In one aspect, the present invention is directed to an isolated nucleic acid molecule comprising a promoter sequence having at least 90% identity with the sequence set forth in SEQ ID NO:1. In one embodiment, the promoter has the sequence of SEQ ID NO:1. The present invention further provides an expression cassette comprising the promoter sequence operably linked to a nucleic acid sequence encoding a protein of interest. In some embodiments, the expression cassette further comprises a transcriptional enhancer. In other embodiments, the expression cassette further comprises a regulatory sequence that controls the tissue-specific expression of the protein of interest. In some embodiments, the protein is a fluorescent marker. The fluorescent marker can be, for example, the enhanced green fluorescent protein, derivatives therof or DSred. In another embodiment, the protein of interest is a therapeutic protein. In other embodiments, the nucleic acid sequence is linked to the promoter sequence in an antisense orientation.
The present invention also provides expression vectors and host cells comprising the expression cassette described above. In some embodiments, the expression vector is a transposable element, for example, piggyBac. The piggyBac transposable element of the invention preferably lacks a 1.023 kb fragment from the Open Reading Frame encoding the transposase.

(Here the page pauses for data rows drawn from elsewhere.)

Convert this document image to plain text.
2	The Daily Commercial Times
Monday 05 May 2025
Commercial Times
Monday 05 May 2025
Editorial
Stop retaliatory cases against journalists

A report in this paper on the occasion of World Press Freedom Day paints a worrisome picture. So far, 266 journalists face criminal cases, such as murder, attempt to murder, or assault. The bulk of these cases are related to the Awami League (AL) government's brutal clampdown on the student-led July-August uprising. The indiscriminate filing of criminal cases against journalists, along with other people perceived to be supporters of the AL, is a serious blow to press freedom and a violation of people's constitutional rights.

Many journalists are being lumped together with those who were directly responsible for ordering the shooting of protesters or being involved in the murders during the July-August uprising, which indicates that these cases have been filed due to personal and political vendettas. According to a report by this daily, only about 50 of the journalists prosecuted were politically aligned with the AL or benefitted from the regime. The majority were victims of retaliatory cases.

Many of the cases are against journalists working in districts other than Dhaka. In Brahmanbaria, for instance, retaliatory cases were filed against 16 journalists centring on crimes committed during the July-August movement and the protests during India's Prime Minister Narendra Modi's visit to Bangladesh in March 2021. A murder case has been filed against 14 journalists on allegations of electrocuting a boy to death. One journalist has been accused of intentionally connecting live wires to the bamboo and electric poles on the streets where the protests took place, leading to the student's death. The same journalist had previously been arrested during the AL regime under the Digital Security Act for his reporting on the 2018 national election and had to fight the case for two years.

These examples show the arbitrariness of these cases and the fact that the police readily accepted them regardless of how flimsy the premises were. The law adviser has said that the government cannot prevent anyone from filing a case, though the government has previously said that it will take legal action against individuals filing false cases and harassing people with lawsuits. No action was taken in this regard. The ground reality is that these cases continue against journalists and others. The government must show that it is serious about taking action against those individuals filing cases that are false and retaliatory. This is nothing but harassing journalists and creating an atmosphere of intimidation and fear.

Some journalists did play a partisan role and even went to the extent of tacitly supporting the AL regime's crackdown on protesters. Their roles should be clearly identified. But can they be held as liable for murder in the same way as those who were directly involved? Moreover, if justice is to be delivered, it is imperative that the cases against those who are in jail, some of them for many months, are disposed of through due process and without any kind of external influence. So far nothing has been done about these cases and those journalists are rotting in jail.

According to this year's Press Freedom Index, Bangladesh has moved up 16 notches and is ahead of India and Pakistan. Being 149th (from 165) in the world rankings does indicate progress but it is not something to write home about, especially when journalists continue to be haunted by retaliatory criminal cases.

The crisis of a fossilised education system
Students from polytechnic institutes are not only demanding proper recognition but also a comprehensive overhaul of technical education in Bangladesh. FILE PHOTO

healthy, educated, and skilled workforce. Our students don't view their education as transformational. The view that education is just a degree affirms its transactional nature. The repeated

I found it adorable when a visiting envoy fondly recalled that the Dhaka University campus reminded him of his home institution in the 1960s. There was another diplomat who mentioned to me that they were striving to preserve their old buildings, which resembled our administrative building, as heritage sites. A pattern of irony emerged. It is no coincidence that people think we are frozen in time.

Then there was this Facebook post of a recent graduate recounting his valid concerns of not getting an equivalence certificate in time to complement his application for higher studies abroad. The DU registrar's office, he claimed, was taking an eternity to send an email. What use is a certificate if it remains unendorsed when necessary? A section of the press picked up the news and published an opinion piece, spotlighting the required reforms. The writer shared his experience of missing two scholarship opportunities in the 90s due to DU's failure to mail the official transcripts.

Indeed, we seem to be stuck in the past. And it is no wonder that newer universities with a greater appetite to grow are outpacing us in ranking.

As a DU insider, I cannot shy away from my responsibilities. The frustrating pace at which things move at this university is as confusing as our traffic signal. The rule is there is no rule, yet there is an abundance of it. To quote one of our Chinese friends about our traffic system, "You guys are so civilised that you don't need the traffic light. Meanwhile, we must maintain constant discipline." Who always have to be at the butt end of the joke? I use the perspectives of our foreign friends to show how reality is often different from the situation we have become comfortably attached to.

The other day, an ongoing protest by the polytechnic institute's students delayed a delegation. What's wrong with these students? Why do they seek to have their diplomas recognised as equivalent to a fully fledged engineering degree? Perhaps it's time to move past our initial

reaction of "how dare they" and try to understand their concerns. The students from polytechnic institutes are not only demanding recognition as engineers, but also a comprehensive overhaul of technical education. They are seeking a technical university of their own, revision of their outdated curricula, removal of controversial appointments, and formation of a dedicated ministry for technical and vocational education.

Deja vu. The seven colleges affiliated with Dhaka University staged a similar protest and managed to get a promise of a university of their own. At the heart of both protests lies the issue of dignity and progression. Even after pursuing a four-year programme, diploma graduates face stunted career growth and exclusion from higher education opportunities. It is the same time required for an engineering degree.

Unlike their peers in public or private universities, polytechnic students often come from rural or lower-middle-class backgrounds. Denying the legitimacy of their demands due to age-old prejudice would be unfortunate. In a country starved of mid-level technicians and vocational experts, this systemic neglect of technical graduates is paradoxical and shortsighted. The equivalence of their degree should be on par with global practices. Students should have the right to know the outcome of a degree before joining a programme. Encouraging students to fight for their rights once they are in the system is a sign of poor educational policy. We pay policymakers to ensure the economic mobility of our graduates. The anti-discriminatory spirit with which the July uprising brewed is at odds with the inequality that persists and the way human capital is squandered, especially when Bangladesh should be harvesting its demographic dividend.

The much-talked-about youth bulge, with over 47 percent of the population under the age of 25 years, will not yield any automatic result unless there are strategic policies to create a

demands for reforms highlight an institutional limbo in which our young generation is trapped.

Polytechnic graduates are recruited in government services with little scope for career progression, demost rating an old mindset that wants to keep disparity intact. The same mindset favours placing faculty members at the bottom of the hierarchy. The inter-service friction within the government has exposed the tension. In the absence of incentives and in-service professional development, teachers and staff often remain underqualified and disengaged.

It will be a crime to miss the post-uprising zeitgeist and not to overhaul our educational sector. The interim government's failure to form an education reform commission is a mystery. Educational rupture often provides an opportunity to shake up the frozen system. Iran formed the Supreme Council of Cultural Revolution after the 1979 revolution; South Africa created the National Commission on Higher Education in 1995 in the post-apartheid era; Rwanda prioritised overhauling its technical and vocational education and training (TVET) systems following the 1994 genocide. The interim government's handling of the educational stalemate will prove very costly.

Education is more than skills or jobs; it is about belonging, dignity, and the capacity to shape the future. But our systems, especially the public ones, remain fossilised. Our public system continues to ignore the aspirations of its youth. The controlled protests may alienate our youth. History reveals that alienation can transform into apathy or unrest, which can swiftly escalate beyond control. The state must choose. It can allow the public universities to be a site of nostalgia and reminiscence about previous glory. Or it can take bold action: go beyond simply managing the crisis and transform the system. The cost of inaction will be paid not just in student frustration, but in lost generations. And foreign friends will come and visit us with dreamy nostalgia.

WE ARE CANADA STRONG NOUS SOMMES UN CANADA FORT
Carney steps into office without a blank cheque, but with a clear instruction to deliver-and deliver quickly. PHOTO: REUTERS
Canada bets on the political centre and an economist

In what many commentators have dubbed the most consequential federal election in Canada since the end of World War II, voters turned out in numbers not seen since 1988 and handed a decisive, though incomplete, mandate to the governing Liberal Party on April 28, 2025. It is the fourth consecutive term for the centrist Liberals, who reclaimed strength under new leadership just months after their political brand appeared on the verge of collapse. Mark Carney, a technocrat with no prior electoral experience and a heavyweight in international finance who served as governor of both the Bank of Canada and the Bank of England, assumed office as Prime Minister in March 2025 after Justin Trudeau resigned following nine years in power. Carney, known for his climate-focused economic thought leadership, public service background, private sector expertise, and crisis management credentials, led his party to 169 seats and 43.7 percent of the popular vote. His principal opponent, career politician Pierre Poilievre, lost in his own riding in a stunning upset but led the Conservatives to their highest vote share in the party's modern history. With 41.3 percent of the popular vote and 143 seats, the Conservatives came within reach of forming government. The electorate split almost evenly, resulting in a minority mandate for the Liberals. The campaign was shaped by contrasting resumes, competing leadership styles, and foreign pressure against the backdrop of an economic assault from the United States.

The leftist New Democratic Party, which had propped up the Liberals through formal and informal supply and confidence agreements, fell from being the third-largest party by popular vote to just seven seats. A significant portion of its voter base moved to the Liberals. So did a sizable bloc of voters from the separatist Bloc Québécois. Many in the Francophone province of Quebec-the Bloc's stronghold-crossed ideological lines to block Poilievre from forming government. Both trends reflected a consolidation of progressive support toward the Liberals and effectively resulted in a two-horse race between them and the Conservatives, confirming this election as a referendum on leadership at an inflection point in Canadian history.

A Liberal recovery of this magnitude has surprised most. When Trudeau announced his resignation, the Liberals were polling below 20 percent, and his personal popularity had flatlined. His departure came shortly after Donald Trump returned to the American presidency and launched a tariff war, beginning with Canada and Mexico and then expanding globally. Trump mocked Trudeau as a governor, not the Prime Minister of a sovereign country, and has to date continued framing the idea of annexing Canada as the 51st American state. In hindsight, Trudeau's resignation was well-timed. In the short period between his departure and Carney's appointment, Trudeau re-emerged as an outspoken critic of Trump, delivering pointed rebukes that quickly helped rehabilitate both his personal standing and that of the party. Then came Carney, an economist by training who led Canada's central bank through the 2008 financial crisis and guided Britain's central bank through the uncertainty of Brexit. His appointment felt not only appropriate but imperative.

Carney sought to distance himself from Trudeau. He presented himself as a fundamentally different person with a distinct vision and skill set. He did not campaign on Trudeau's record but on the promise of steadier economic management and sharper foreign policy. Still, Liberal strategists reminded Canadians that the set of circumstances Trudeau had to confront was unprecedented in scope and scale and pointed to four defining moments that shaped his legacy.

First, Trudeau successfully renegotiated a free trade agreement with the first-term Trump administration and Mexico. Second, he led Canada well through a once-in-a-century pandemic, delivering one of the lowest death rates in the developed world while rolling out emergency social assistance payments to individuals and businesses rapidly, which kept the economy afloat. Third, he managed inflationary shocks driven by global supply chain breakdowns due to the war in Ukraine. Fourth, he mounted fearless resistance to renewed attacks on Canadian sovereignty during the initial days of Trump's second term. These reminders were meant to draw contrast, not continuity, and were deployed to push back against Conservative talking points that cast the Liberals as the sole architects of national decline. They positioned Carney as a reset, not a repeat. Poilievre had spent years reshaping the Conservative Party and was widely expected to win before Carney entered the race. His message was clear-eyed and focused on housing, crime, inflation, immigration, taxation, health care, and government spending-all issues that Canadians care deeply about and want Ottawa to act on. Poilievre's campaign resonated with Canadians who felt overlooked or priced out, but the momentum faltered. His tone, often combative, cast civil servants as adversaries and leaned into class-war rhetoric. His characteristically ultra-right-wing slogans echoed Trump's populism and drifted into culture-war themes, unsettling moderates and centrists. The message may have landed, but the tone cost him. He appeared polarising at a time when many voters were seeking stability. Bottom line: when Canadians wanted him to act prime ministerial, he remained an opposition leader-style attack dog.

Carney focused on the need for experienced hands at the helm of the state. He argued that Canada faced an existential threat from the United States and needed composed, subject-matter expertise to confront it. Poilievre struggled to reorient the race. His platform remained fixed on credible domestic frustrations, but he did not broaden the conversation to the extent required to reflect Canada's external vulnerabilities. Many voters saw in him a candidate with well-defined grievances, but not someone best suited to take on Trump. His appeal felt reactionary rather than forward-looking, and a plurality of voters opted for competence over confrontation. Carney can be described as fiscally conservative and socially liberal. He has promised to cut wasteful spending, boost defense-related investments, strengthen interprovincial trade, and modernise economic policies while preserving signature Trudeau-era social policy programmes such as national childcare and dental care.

In other aspects, the invention is directed to transgenic insects comprising the expression cassette described above. In some embodiments, the transgenic insect is a Lepidopteran, such as the pink bollworm. In other embodiments, the insect is a Dipteran.
The present invention further provides a method for transforming an insect cell comprising introducing into the cell an expression cassette of the invention. In some embodiments, the cell is a pre-zygotic egg cell. In some embodiments, the pre-zygotic egg cell is allowed to develop into an insect. In other embodiments, the cell is within an insect. The insect cell can be from a Lepidopteran, such as a pink bollworm. In one aspect, the insect cell is cultured to obtain a cell culture, and the protein of interest is purified from the cell culture. In another aspect, the expression cassette comprises a nucleic acid sequence encoding a marker protein.
The present invention further provides a method for producing a protein comprising introducing into an insect cell an expression cassette, allowing the cell to develop into an insect, and purifying the protein of interest from the insect or its progeny.